[blind-democracy] Defend, emulate Cuban Revolution!

  • From: "Roger Loran Bailey" <dmarc-noreply@xxxxxxxxxxxxx> (Redacted sender "rogerbailey81" for DMARC)
  • To: blind-democracy@xxxxxxxxxxxxx
  • Date: Sat, 9 Jan 2016 12:48:31 -0500

http://themilitant.com/2016/8002/800220.html
The Militant (logo)

Vol. 80/No. 2      January 18, 2016

(editorial)

Defend, emulate Cuban Revolution!

We join millions around the world in solidarity with revolutionary Cuba on the 57th anniversary of the workers and farmers coming to power.
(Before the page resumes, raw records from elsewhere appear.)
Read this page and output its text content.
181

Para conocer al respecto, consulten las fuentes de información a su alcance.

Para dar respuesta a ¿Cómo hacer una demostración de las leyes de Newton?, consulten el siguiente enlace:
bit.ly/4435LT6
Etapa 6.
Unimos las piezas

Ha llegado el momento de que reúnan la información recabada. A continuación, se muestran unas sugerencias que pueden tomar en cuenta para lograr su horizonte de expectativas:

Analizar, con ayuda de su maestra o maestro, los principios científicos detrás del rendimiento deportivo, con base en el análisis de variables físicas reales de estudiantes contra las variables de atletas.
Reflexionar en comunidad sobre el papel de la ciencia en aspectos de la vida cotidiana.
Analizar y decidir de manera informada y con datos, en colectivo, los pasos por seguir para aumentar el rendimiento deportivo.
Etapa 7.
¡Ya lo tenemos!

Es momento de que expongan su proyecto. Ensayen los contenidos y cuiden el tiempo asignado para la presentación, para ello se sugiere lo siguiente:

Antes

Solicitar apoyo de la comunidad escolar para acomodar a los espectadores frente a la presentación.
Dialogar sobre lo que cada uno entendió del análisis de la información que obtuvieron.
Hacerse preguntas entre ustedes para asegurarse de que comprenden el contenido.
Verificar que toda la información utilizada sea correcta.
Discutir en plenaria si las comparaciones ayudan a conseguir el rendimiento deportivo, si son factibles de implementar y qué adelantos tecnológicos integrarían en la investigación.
The Socialist Workers Party stands shoulder to shoulder with all those defending Cuba and its socialist revolution, as we have done since Jan. 1, 1959. We seek to emulate the Cuban example here.
In Cuba and the Coming American Revolution, SWP National Secretary Jack Barnes describes how the party campaigned to defend the Cuban Revolution on the eve of the U.S.-led 1961 Bay of Pigs invasion:

“We pointed to the immense popularity of the revolution among the Cuban people in response to the measures the new government was organizing them to take. The Mafia-run gambling dens and brothels, a national shame, had been shut down. Land had been distributed to more than 100,000 tenant farmers, sharecroppers and squatters. House and apartment rents, as well as electricity and telephone rates, had been slashed. Racial discrimination was outlawed and equal access not only made law but also enforced. The best public beaches, which had been previously off limits to Blacks, had been opened to all. A nationwide campaign to eliminate illiteracy had been launched — part of a broader extension of public education to the countryside, among the poor, and for women. Popular militias had formed in factories, other workplaces, schools, neighborhoods, and towns across the island, as Cubans demanded arms and military training to defend their new conquests. The huge money-gouging U.S. monopolies had been nationalized, as well as the major landed, commercial, and industrial property holdings of the wealthy Cuban families who had been the social and political base of the Batista dictatorship.

“Through more than two years of popular mobilizations, the workers and farmers of Cuba had begun transforming not only their country but themselves,” Barnes says. “It was precisely for this reason, we explained, that Cubans could, and would, fight to the death to defend their revolution — and do so successfully.”

The Cuban Revolution helped win a new generation of workers and youth to the fight to make a revolution here in the U.S., the center of world imperialist exploitation and oppression, Barnes writes.

Today, as crisis-ridden capitalism offers working people nothing but continued wars, grinding depression and attacks on rights and living conditions on a world scale, new forces are entering struggles — from the fight for $15 an hour and unionization, to fights against police brutality and abuse, to efforts to push back the bosses’ drive to divide our class through two-tier wages.

New generations can draw on the example of the Cuban Revolution — including the Cuban people’s victory in standing up to the world’s mightiest imperialist power for 57 years, continuing to defend their revolution and extend the hand of international solidarity around the world — to build the revolutionary working-class movement here.

As Barnes puts it, “What the workers and farmers of Cuba showed us is that with class solidarity, political consciousness, courage, focused and persistent efforts at education, and a revolutionary leadership of a caliber like that in Cuba — a leadership tested and forged in battle over years — it is possible to stand up to enormous might and seemingly insurmountable odds and win.”